Asian Red Cabbage Salad

First of all, HI! And Welcome to 2015!! I’m sure a lot of you are here to get back on track with healthy eating and to find some new and delicious Weight Watchers Recipes, and I certainly will do my best to deliver. But part of my New Year’s Resolution was to spend less time working and more time enjoying my young children before they are too old to want to play with me. So, I haven’t been posting as much as I used to, but I still plan on posting at least 1 new recipe a week. ;) Just wanted to address that, in case any of you were wondering why I’ve been posting less. With that being said, today’s post is for an amazingly delicious and easy side salad recipe that is so incredibly flavorful, my mouth was watering just making it! My Asian Red Cabbage Salad works great as a side dish, or you can double the serving and top it with some grilled chicken breast for a filling and delicious lunch. Each regular serving is just 3 Points, and it’s crunchy, tangy, salty, and a little sweet….total perfection! This is one of my favorite Weight Watchers Salad Recipes to make whenever I have extra cabbage on hand. Enjoy!

Asian Red Cabbage Salad

Crunchy, tangy and incredibly colorful, this Asian inspired salad is a wonderful Weight Watchers Salad Recipe to enjoy time and time again. It’s prepared quickly and is loaded with mouthwatering flavors.
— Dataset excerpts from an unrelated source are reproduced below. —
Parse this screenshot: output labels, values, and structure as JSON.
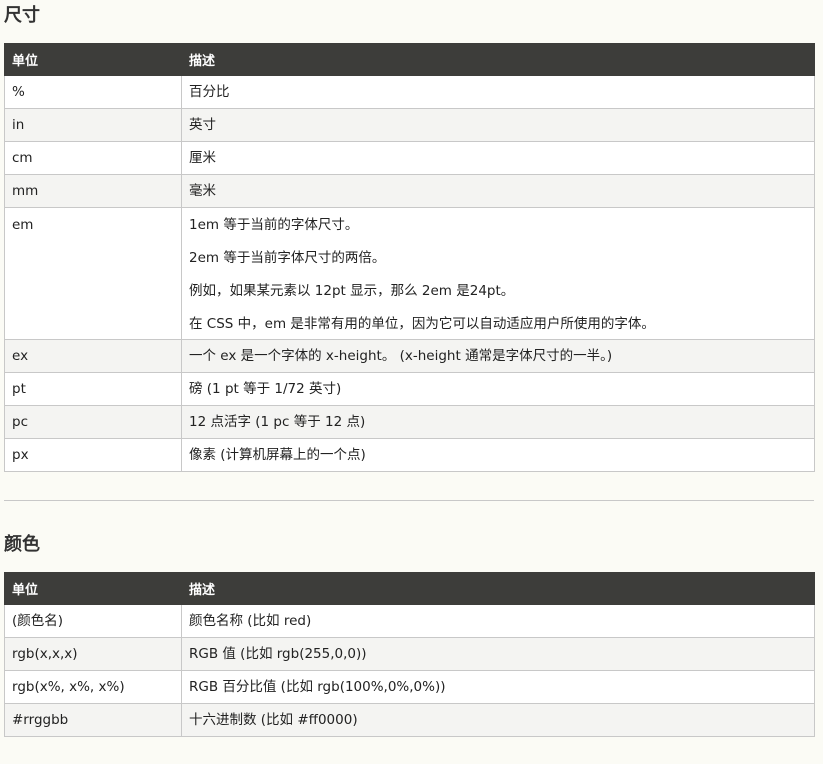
{
  "size_section": {
    "title": "尺寸",
    "headers": [
      "单位",
      "描述"
    ],
    "rows": [
      {
        "unit": "%",
        "desc": [
          "百分比"
        ]
      },
      {
        "unit": "in",
        "desc": [
          "英寸"
        ]
      },
      {
        "unit": "cm",
        "desc": [
          "厘米"
        ]
      },
      {
        "unit": "mm",
        "desc": [
          "毫米"
        ]
      },
      {
        "unit": "em",
        "desc": [
          "1em 等于当前的字体尺寸。",
          "2em 等于当前字体尺寸的两倍。",
          "例如，如果某元素以 12pt 显示，那么 2em 是24pt。",
          "在 CSS 中，em 是非常有用的单位，因为它可以自动适应用户所使用的字体。"
        ]
      },
      {
        "unit": "ex",
        "desc": [
          "一个 ex 是一个字体的 x-height。 (x-height 通常是字体尺寸的一半。)"
        ]
      },
      {
        "unit": "pt",
        "desc": [
          "磅 (1 pt 等于 1/72 英寸)"
        ]
      },
      {
        "unit": "pc",
        "desc": [
          "12 点活字 (1 pc 等于 12 点)"
        ]
      },
      {
        "unit": "px",
        "desc": [
          "像素 (计算机屏幕上的一个点)"
        ]
      }
    ]
  },
  "color_section": {
    "title": "颜色",
    "headers": [
      "单位",
      "描述"
    ],
    "rows": [
      {
        "unit": "(颜色名)",
        "desc": [
          "颜色名称 (比如 red)"
        ]
      },
      {
        "unit": "rgb(x,x,x)",
        "desc": [
          "RGB 值 (比如 rgb(255,0,0))"
        ]
      },
      {
        "unit": "rgb(x%, x%, x%)",
        "desc": [
          "RGB 百分比值 (比如 rgb(100%,0%,0%))"
        ]
      },
      {
        "unit": "#rrggbb",
        "desc": [
          "十六进制数 (比如 #ff0000)"
        ]
      }
    ]
  }
}
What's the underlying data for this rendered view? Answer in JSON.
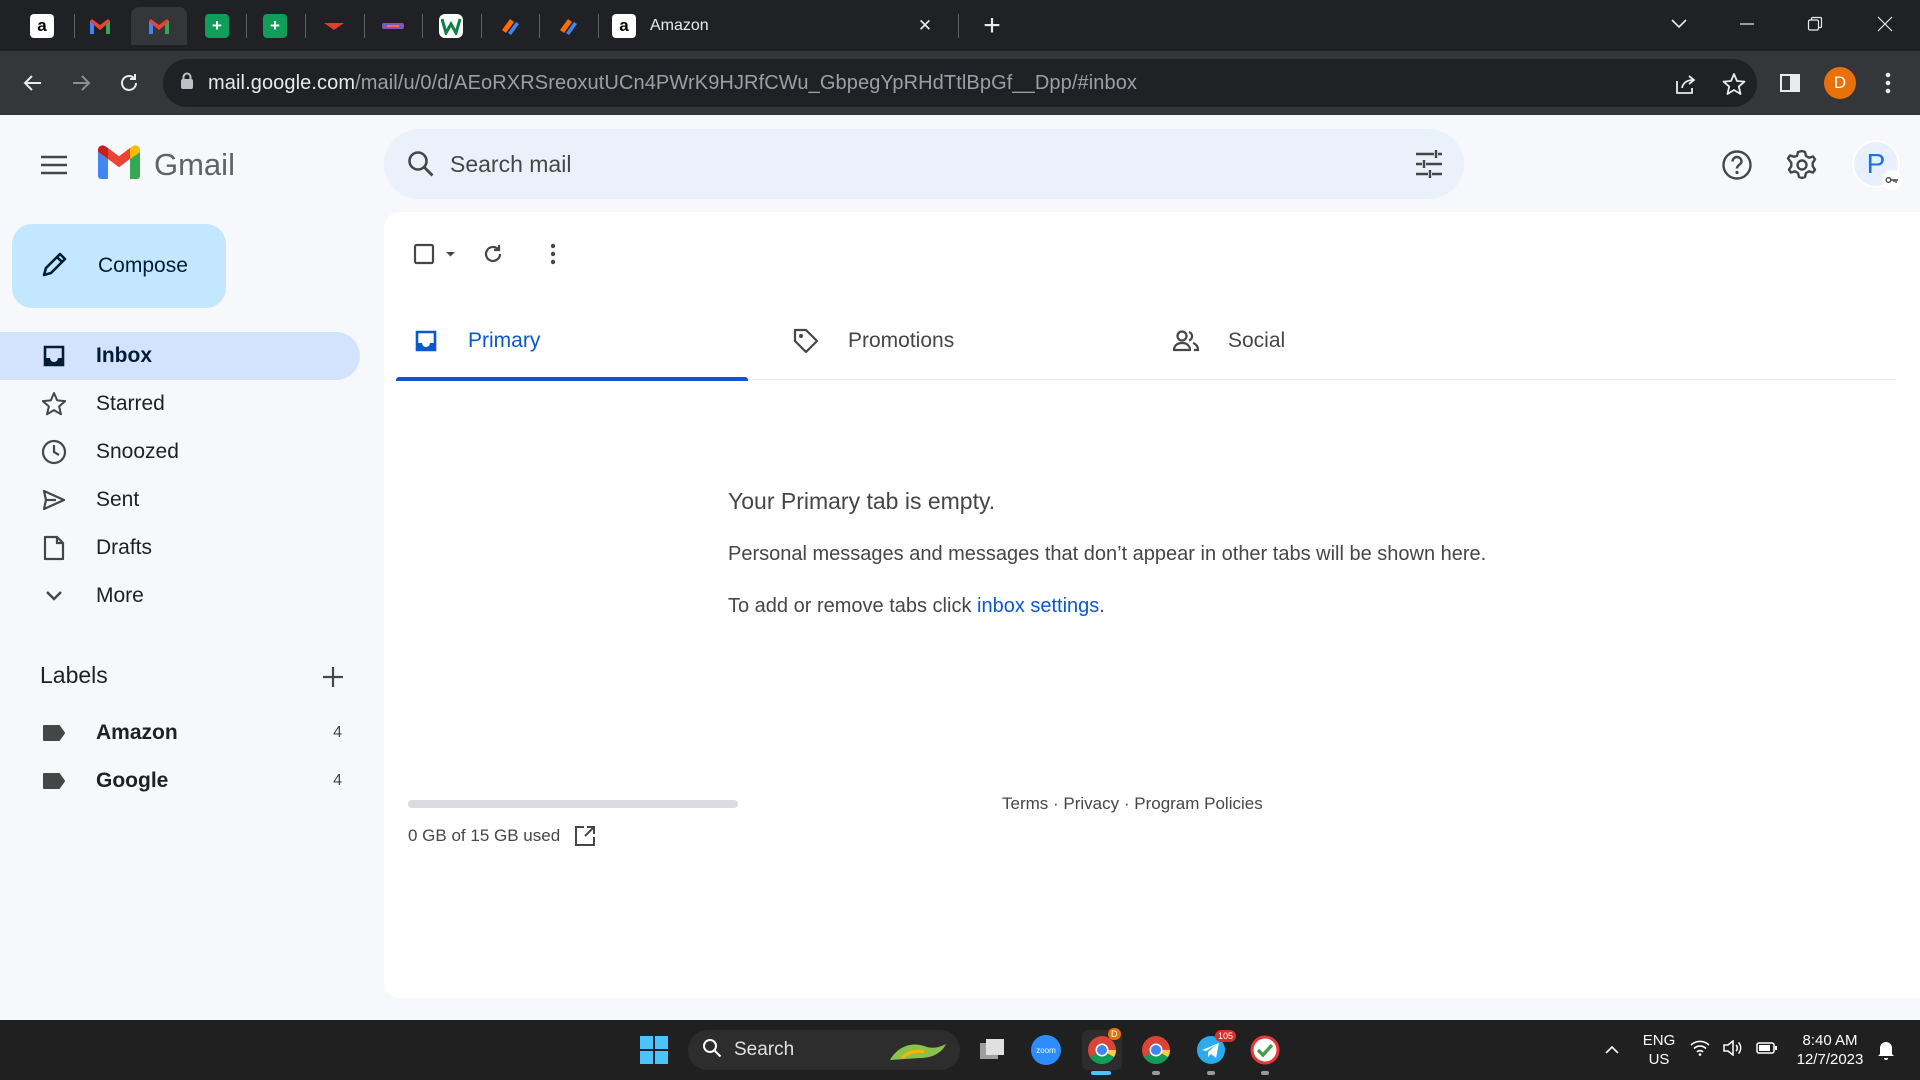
{
  "browser": {
    "active_tab_title": "Amazon",
    "url_domain": "mail.google.com",
    "url_path": "/mail/u/0/d/AEoRXRSreoxutUCn4PWrK9HJRfCWu_GbpegYpRHdTtlBpGf__Dpp/#inbox",
    "profile_initial": "D",
    "tabs": [
      {
        "icon": "amazon-icon"
      },
      {
        "icon": "gmail-icon"
      },
      {
        "icon": "gmail-icon"
      },
      {
        "icon": "google-sheets-icon"
      },
      {
        "icon": "google-sheets-icon"
      },
      {
        "icon": "site-icon"
      },
      {
        "icon": "site-icon"
      },
      {
        "icon": "w-app-icon"
      },
      {
        "icon": "task-app-icon"
      },
      {
        "icon": "task-app-icon"
      },
      {
        "icon": "amazon-icon"
      }
    ]
  },
  "gmail": {
    "logo_text": "Gmail",
    "search_placeholder": "Search mail",
    "account_initial": "P",
    "compose_label": "Compose",
    "nav": [
      {
        "label": "Inbox",
        "icon": "inbox-icon",
        "active": true
      },
      {
        "label": "Starred",
        "icon": "star-icon"
      },
      {
        "label": "Snoozed",
        "icon": "clock-icon"
      },
      {
        "label": "Sent",
        "icon": "send-icon"
      },
      {
        "label": "Drafts",
        "icon": "draft-icon"
      },
      {
        "label": "More",
        "icon": "chevron-down-icon"
      }
    ],
    "labels_title": "Labels",
    "labels": [
      {
        "name": "Amazon",
        "count": "4"
      },
      {
        "name": "Google",
        "count": "4"
      }
    ],
    "tabs": [
      {
        "label": "Primary",
        "icon": "inbox-icon",
        "active": true
      },
      {
        "label": "Promotions",
        "icon": "tag-icon"
      },
      {
        "label": "Social",
        "icon": "people-icon"
      }
    ],
    "empty": {
      "title": "Your Primary tab is empty.",
      "description": "Personal messages and messages that don’t appear in other tabs will be shown here.",
      "hint_prefix": "To add or remove tabs click ",
      "hint_link": "inbox settings",
      "hint_suffix": "."
    },
    "storage": {
      "text": "0 GB of 15 GB used",
      "used_fraction": 0
    },
    "footer": {
      "terms": "Terms",
      "privacy": "Privacy",
      "policies": "Program Policies",
      "separator": " · "
    }
  },
  "taskbar": {
    "search_label": "Search",
    "language": "ENG",
    "region": "US",
    "time": "8:40 AM",
    "date": "12/7/2023",
    "zoom_label": "zoom",
    "chrome_badge": "D",
    "telegram_badge": "105"
  },
  "colors": {
    "accent": "#0b57d0",
    "compose_bg": "#c2e7ff",
    "inbox_active_bg": "#d3e3fd",
    "search_bg": "#eaf1fb",
    "page_bg": "#f6f8fc",
    "gmail_red": "#ea4335"
  }
}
  • 4 cups red cabbage, thinly sliced
  • 4 green onions, sliced
  • 1/3 cup cilantro, chopped
  • 2 tbsp sesame oil
  • 1/3 cup reduced sodium soy sauce
  • 1 garlic clove, minced
  • 1 tbsp rice vinegar
  • Juice from 1 lime
  • 1 tbsp honey
  • 1 1/2 tsp fresh ginger, grated
  • Pinch of red pepper flakes


  1. In a large bowl toss together the red cabbage, green onions and cilantro.
  2. In a small bowl, whisk together the remaining ingredients. Add to salad bowl, and toss well. Let sit for about 10 minutes. Garnish with a sprinkle of sesame seeds if desired.

Preparation time: 10 minute(s)

Cooking time: 10 minute(s)

Diet type: Vegan

Diet tags: Low calorie, Reduced fat, Reduced carbohydrate, Raw

Number of servings (yield): 4

Culinary tradition: Thai

Calories: 125

Fat: 7g

Protein: 2.5g

Entire recipe makes servings

Serving size is about 1 1/4 cups

Each serving = 4 Smart Points/3 Points

PER SERVING: 125 calories; 7g fat; .9g saturated fat; 14g carbohydrates; 4.9g sugar; 2.5g protein; 2g fiber



  1. Your food looks beautiful and I have subscribed to your website. My question-how do you go about printing a recipe-just the part outlined around the ingredients and instructions, without printing the pictures and the long index on your right? Thanks!

    • hit printer friendly and it will bring up a beautiful color picture of this post with the recipe without this stuff here to the right and then you just go to the top and hit print.

  2. Evi @ greenevi Reply

    I love this salad! Such a perfect winter combination, thanks for sharing this recipe!